We have a lot of physical documents at our manufacturing site, for a variety of reasons. A mandate from our new management is that all physical documents on the floor must be controlled. Which is generally fine, but we have a few areas where things get a bit fuzzy.
The big question currently surrounds forms. Ordinarily, all of our controlled documents are stamped "Controlled Copy" at the bottom, but not our forms. We are trying to find the best solution...our electronic documentation system is painfully slow, particularly on the production floor, so printing out copies at the time they are needed would be very time consuming. Our Quality Manager wants us to post a single controlled copy on the floor, and make copies of that as needed...but is a photocopy of a controlled copy still considered controlled?
Our previous process has been for the leads/supervisors to print a small batch of forms when the slot for them was emptied. But we also have a rule in place that any document that is printed must be destroyed within 24 hours, to prevent old revisions from circulating.
What do other sites do? We are in the midst of revising our Document System procedure now, any guidance would be appreciated.
Hi JFerrone,
There are a zillion possibilities on the interpretation/implementation of "Controlled". All IMEX are likely to have some practical disadvantages. eg -
(1) Some Companies use the Ultimate responsibility avoidance on all documents, eg an explicit "Uncontrolled when Printed." Usually implies direct PC access.
(2) Others go to the opposite, equally simple, extreme, all documents/copies must be Controlled and are footer-printed accordingly.
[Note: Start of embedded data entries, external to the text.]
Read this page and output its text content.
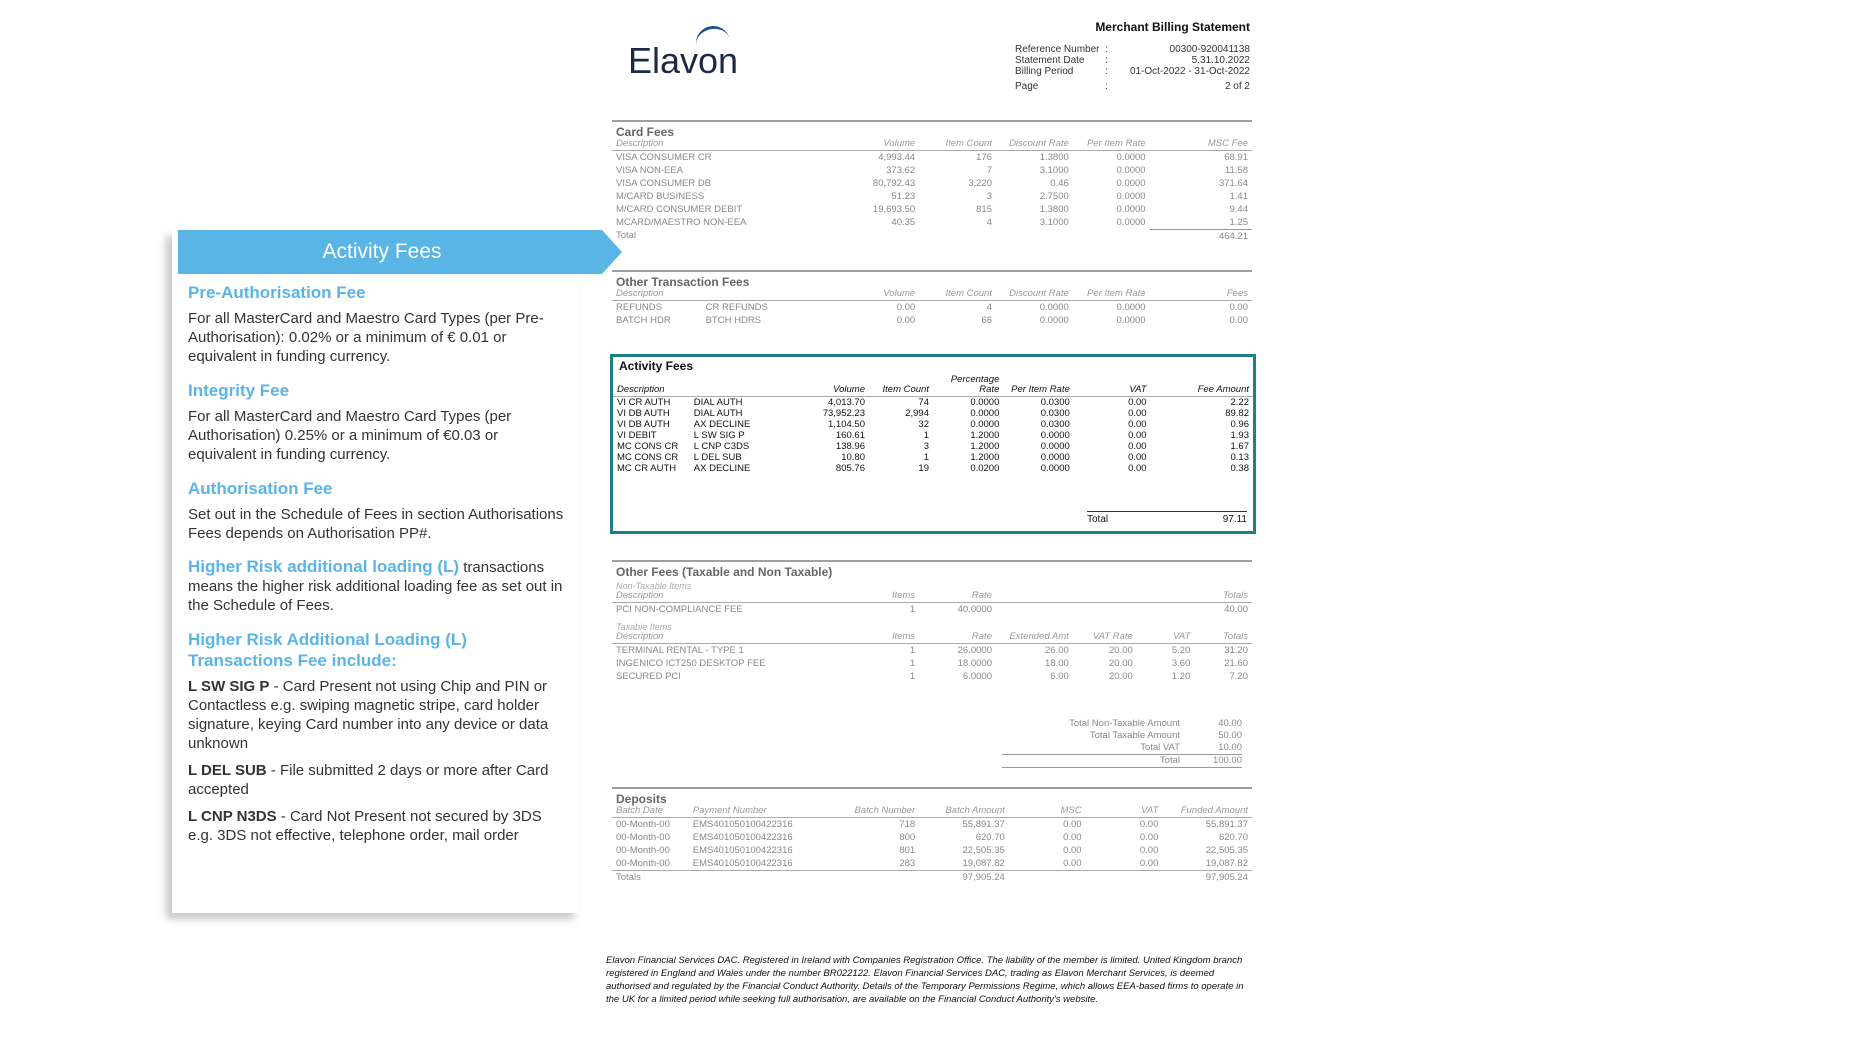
Activity Fees
Pre-Authorisation Fee
For all MasterCard and Maestro Card Types (per Pre-Authorisation): 0.02% or a minimum of € 0.01 or equivalent in funding currency.
Integrity Fee
For all MasterCard and Maestro Card Types (per Authorisation) 0.25% or a minimum of €0.03 or equivalent in funding currency.
Authorisation Fee
Set out in the Schedule of Fees in section Authorisations Fees depends on Authorisation PP#.
Higher Risk additional loading (L) transactions means the higher risk additional loading fee as set out in the Schedule of Fees.
Higher Risk Additional Loading (L) Transactions Fee include:
L SW SIG P - Card Present not using Chip and PIN or Contactless e.g. swiping magnetic stripe, card holder signature, keying Card number into any device or data unknown
L DEL SUB - File submitted 2 days or more after Card accepted
L CNP N3DS - Card Not Present not secured by 3DS e.g. 3DS not effective, telephone order, mail order
Elavon
Merchant Billing Statement
Reference Number :	00300-920041138
Statement Date	:	5.31.10.2022
Billing Period	:	01-Oct-2022 - 31-Oct-2022
Page	:	2 of 2
Card Fees
Description	Volume	Item Count	Discount Rate	Per Item Rate	MSC Fee
VISA CONSUMER CR	4,993.44	176	1.3800	0.0000	68.91
VISA NON-EEA	373.62	7	3.1000	0.0000	11.58
VISA CONSUMER DB	80,792.43	3,220	0.46	0.0000	371.64
M/CARD BUSINESS	51.23	3	2.7500	0.0000	1.41
M/CARD CONSUMER DEBIT	19,693.50	815	1.3800	0.0000	9.44
MCARD/MAESTRO NON-EEA	40.35	4	3.1000	0.0000	1.25
Total					464.21
Other Transaction Fees
Description		Volume	Item Count	Discount Rate	Per Item Rate	Fees
REFUNDS	CR REFUNDS	0.00	4	0.0000	0.0000	0.00
BATCH HDR	BTCH HDRS	0.00	66	0.0000	0.0000	0.00
Activity Fees
Description		Volume	Item Count	Percentage Rate	Per Item Rate	VAT	Fee Amount
VI CR AUTH	DIAL AUTH	4,013.70	74	0.0000	0.0300	0.00	2.22
VI DB AUTH	DIAL AUTH	73,952.23	2,994	0.0000	0.0300	0.00	89.82
VI DB AUTH	AX DECLINE	1,104.50	32	0.0000	0.0300	0.00	0.96
VI DEBIT	L SW SIG P	160.61	1	1.2000	0.0000	0.00	1.93
MC CONS CR	L CNP C3DS	138.96	3	1.2000	0.0000	0.00	1.67
MC CONS CR	L DEL SUB	10.80	1	1.2000	0.0000	0.00	0.13
MC CR AUTH	AX DECLINE	805.76	19	0.0200	0.0000	0.00	0.38
Total	97.11
Other Fees (Taxable and Non Taxable)
Non-Taxable Items
Description	Items	Rate	Totals
PCI NON-COMPLIANCE FEE	1	40.0000	40.00
Taxable Items
Description	Items	Rate	Extended Amt	VAT Rate	VAT	Totals
TERMINAL RENTAL - TYPE 1	1	26.0000	26.00	20.00	5.20	31.20
INGENICO ICT250 DESKTOP FEE	1	18.0000	18.00	20.00	3.60	21.60
SECURED PCI	1	6.0000	6.00	20.00	1.20	7.20
Total Non-Taxable Amount	40.00
Total Taxable Amount	50.00
Total VAT	10.00
Total	100.00
Deposits
Batch Date	Payment Number	Batch Number	Batch Amount	MSC	VAT	Funded Amount
00-Month-00	EMS401050100422316	718	55,891.37	0.00	0.00	55,891.37
00-Month-00	EMS401050100422316	800	620.70	0.00	0.00	620.70
00-Month-00	EMS401050100422316	801	22,505.35	0.00	0.00	22,505.35
00-Month-00	EMS401050100422316	283	19,087.82	0.00	0.00	19,087.82
Totals			97,905.24			97,905.24
Elavon Financial Services DAC. Registered in Ireland with Companies Registration Office. The liability of the member is limited. United Kingdom branch registered in England and Wales under the number BR022122. Elavon Financial Services DAC, trading as Elavon Merchant Services, is deemed authorised and regulated by the Financial Conduct Authority. Details of the Temporary Permissions Regime, which allows EEA-based firms to operate in the UK for a limited period while seeking full authorisation, are available on the Financial Conduct Authority's website.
And various in-between, eg "controlled documents include the text "Valid on the day of printing" which assists method mentioned in OP but obviously demands automation/Validation/bravery.
It is unclear to me as to the specific interpretation of "Controlled" being used in this Situation.
"Simple" photocopying/distributed Master binders are recipes for disaster IMEX unless internal controls are impeccable.
Maybe easier to simply ask yourself, do the documents/document distribution in use validatably conform to the basic/Standard's documentation requirements, eg are up-to-date, authorised.?
If No, then the presence/trust in the word "Controlled" is clearly meaningless.
IMEX, direct supply of such documents on the Production floor is best avoided altogether unless access to a master Shared drive is possible.
Use of coloured/customised paper from a controlled source is one option for "controlled" documents but this can be insufficiently convenient for some Companies.